Cardiac magnetic resonance imaging to guide complex revascularization in stable coronary artery disease
Geraint Morton, MD, Andreas Schuster, MD, Divaka Perera, MD, Eike Nagel, MD PhD · Narrative review
BlueRipple Assessment
Deciding whether to revascularize complex stable coronary disease is partly an anatomy question and partly a physiology one. This review argues cardiac MRI answers the physiology half better than the angiogram alone.
The authors make the case that MRI’s combined assessment of ischemia (is the muscle starved of blood under stress?) and viability (is it still salvageable?) identifies which patients actually stand to gain from a complex, risky procedure — information a purely anatomical picture of the narrowing can’t supply.
The practical takeaway is to pair functional MRI with anatomy when planning complex revascularization, selecting the patients most likely to benefit and sparing others. The resistance comes from an anatomy-first culture and the cost and workflow of adding MRI.

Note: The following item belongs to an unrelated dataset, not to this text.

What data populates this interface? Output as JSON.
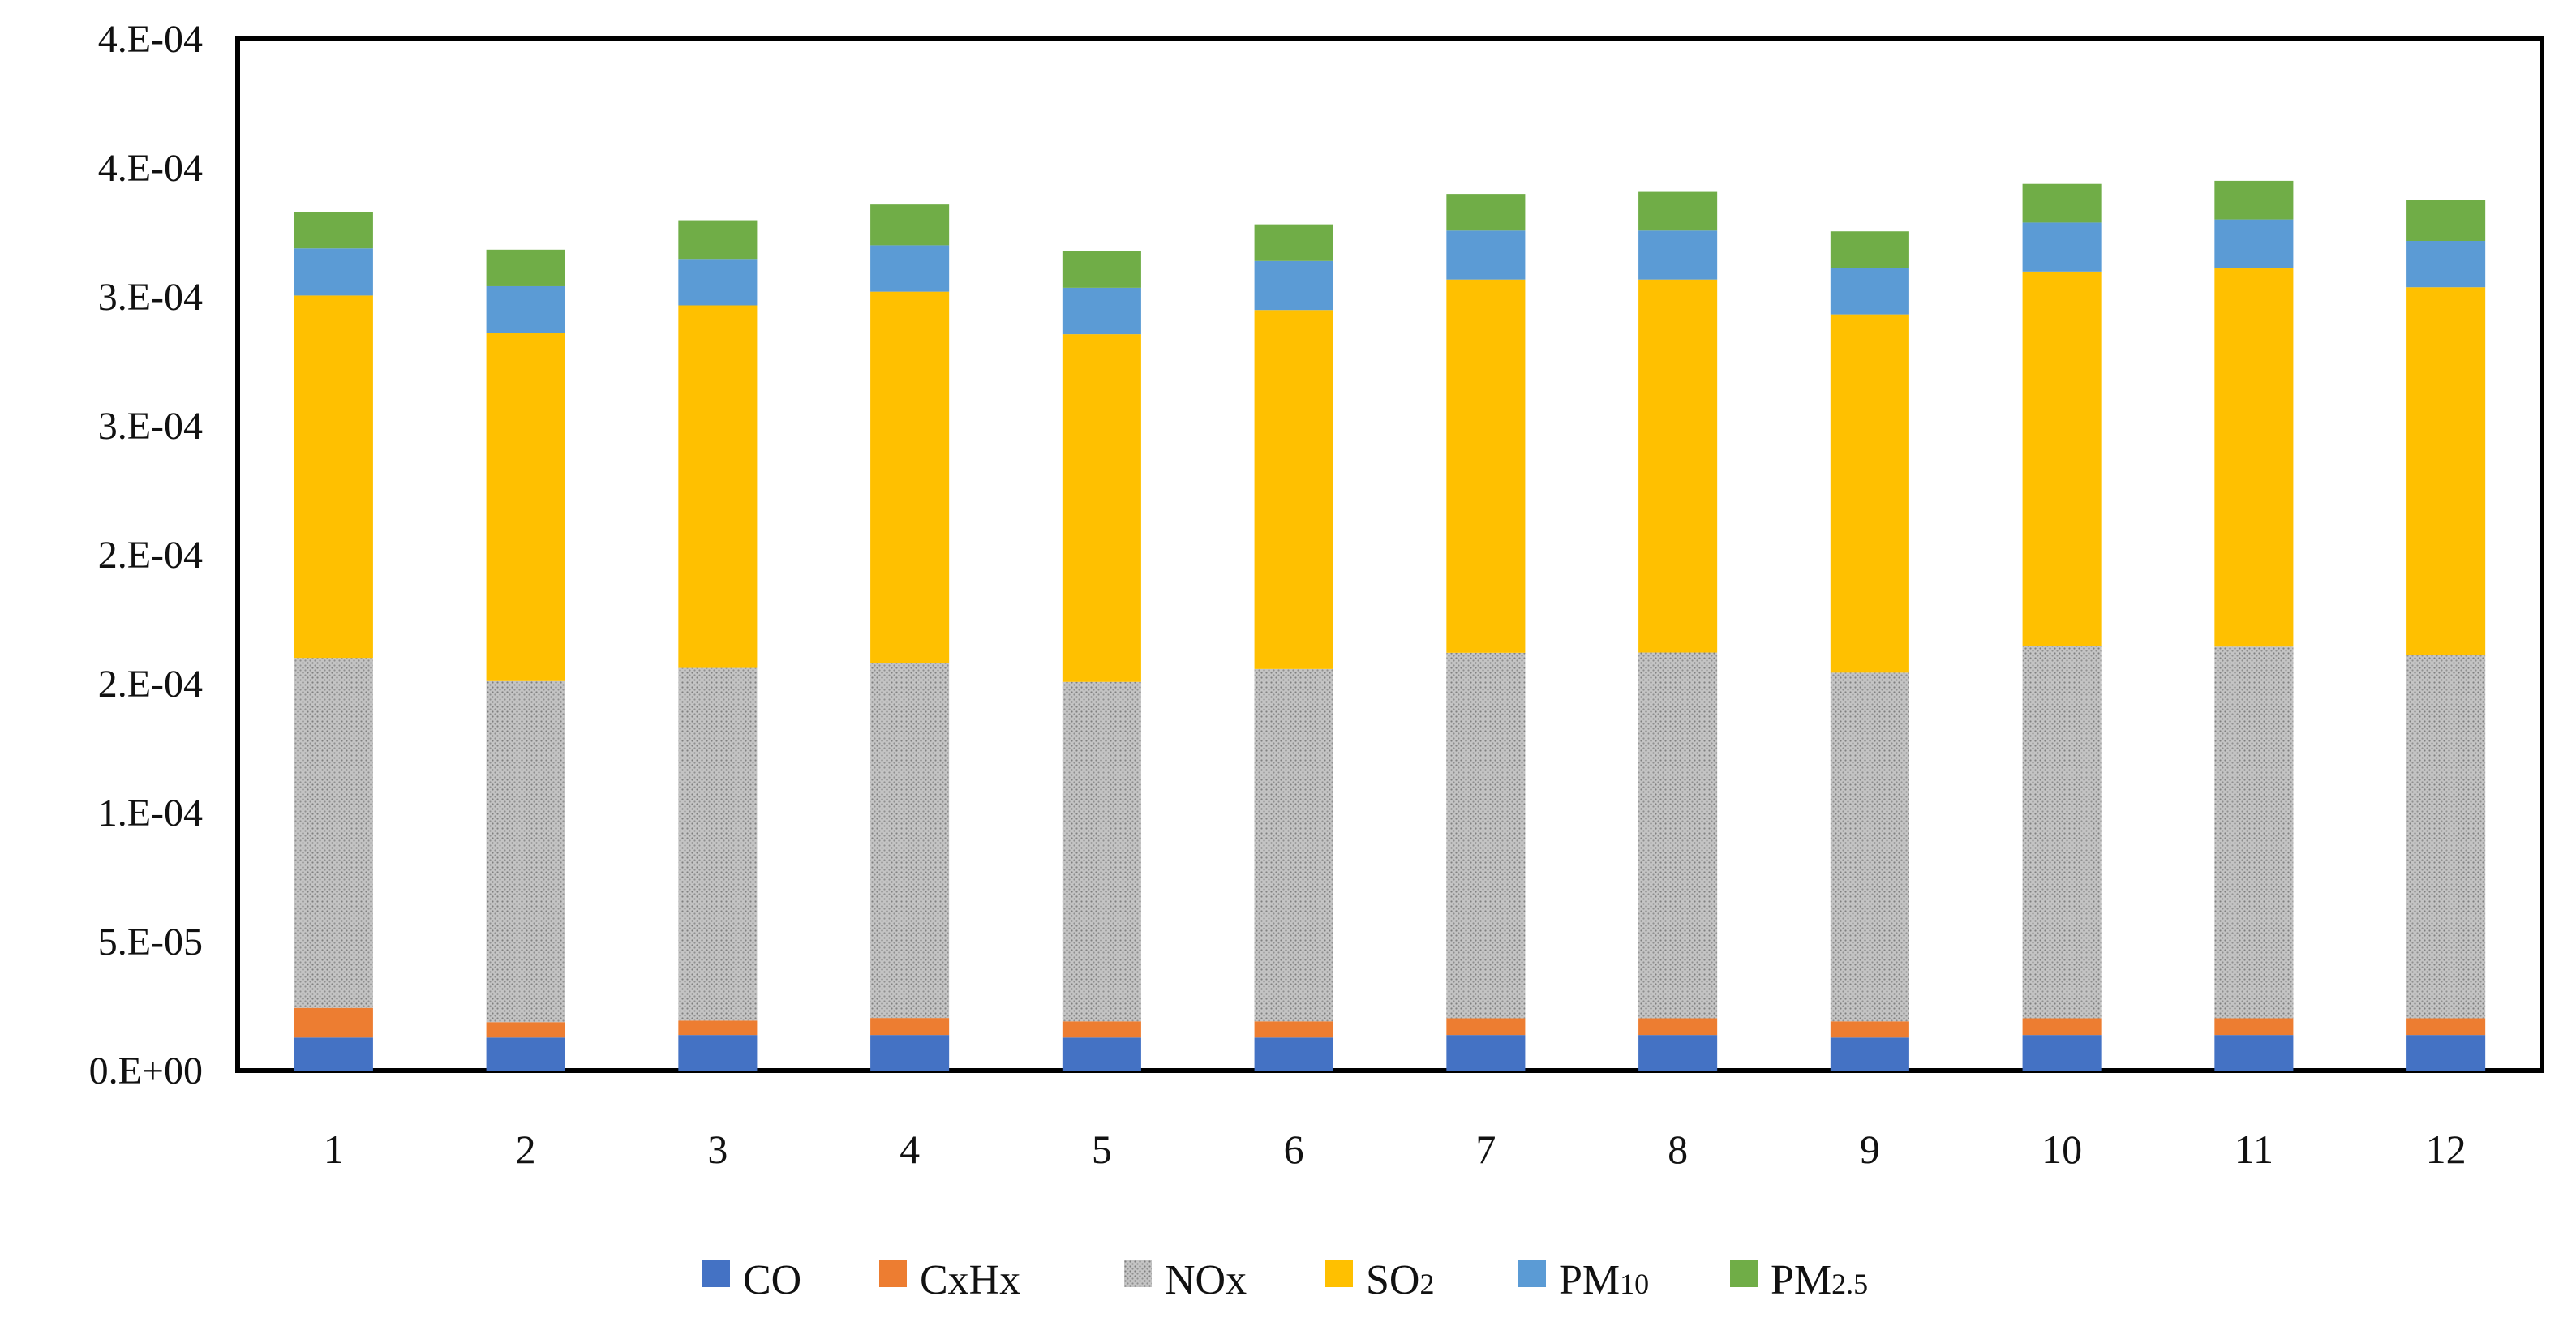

We rate the evidence moderate: a well-reasoned, conflict-free synthesis of prior studies, but no new data. Its clinical significance is moderate — better patient selection could avoid futile procedures, contingent on MRI access and expertise — and it foreshadows the broader lesson, later cemented by the ISCHEMIA trial, that physiology and symptoms should drive revascularization more than anatomy alone.
The original source
Morton G, Schuster A, Perera D, Nagel E. Cardiac magnetic resonance imaging to guide complex revascularization in stable coronary artery disease. Eur Heart J. 2010 Sep;31(18):2209-15. doi: 10.1093/eurheartj/ehq256.